6. Local Functions + Expression-Bodied Members Everywhere

Big method? I just drop a tiny local function right there instead of polluting the class. Everything else becomes expression-bodied (=>) so my methods look like haiku.

One method, clean main flow on top, details tucked neatly below. Code reviews went from “can you break this down?” to “looks good.” I love it so much I sometimes do it just for fun.

7. Source Generators & Smart Attributes (Boilerplate? Never Heard of Her)

I have private generators that auto-generate mapping code, validation from attributes, even full CRUD endpoints from a single entity class. Plus things like [GeneratedRegex], CallerArgumentExpression, and custom attributes that make error messages actually helpful.

I barely write repetitive code anymore. The generator just… does it. Feels illegal. But Microsoft ships it, so I’m calling it professional.

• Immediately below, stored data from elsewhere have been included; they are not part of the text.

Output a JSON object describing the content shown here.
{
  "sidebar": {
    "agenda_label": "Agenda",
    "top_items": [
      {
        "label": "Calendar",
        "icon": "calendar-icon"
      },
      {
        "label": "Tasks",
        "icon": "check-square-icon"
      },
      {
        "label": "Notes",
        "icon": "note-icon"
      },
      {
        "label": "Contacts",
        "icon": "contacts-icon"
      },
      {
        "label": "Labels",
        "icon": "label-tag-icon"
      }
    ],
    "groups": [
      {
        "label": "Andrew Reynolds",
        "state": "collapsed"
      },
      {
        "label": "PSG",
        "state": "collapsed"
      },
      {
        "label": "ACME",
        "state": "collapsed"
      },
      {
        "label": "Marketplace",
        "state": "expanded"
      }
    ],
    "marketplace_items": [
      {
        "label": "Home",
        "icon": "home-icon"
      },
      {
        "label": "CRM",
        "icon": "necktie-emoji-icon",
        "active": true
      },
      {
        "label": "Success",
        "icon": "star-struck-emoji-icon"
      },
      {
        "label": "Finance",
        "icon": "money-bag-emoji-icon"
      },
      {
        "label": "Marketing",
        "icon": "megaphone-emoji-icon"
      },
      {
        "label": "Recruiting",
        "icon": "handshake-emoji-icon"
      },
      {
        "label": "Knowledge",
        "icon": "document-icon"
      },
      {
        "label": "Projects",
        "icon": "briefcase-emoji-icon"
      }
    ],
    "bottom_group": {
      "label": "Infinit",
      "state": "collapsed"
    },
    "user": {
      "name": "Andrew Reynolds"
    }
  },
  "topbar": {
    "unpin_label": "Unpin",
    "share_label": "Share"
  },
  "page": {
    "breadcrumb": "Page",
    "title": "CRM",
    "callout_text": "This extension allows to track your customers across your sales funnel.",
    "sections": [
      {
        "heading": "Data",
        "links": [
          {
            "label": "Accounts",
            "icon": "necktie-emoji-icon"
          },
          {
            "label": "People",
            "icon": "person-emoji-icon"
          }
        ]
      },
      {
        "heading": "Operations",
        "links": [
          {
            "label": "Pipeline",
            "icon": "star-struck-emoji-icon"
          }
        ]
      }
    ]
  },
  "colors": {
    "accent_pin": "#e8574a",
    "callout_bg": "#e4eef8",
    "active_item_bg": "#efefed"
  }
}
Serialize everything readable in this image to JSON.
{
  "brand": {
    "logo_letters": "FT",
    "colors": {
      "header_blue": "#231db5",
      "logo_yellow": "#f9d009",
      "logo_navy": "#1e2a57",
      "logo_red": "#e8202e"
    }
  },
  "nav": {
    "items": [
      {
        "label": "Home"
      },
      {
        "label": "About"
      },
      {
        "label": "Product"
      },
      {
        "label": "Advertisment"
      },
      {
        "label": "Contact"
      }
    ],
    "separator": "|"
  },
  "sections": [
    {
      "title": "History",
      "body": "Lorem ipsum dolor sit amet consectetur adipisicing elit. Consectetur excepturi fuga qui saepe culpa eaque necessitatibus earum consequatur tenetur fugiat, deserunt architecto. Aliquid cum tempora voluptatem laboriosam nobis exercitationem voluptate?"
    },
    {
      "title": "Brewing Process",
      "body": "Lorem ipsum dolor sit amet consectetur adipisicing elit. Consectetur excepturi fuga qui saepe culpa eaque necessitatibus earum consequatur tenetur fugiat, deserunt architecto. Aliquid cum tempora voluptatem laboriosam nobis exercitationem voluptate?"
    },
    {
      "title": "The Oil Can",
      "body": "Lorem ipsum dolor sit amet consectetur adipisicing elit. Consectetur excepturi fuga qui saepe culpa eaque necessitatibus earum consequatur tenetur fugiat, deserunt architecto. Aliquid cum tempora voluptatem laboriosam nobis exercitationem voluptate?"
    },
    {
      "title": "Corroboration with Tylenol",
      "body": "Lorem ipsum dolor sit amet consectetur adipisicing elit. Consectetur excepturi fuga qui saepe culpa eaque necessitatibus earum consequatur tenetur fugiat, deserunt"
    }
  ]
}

There you have it — the quiet C# superpowers that make me faster, my code cleaner, and my nights less stressful.

These aren’t the flashy features everyone tweets about. They’re the little habits that compound. The stuff that makes you look like you just “get it” without trying to look smart.

If any of these hit you in the feels, or you have your own “I do this without thinking” C# trick, drop it in the comments. I read every single one (especially the ones that make me go “wait… I need to steal that”).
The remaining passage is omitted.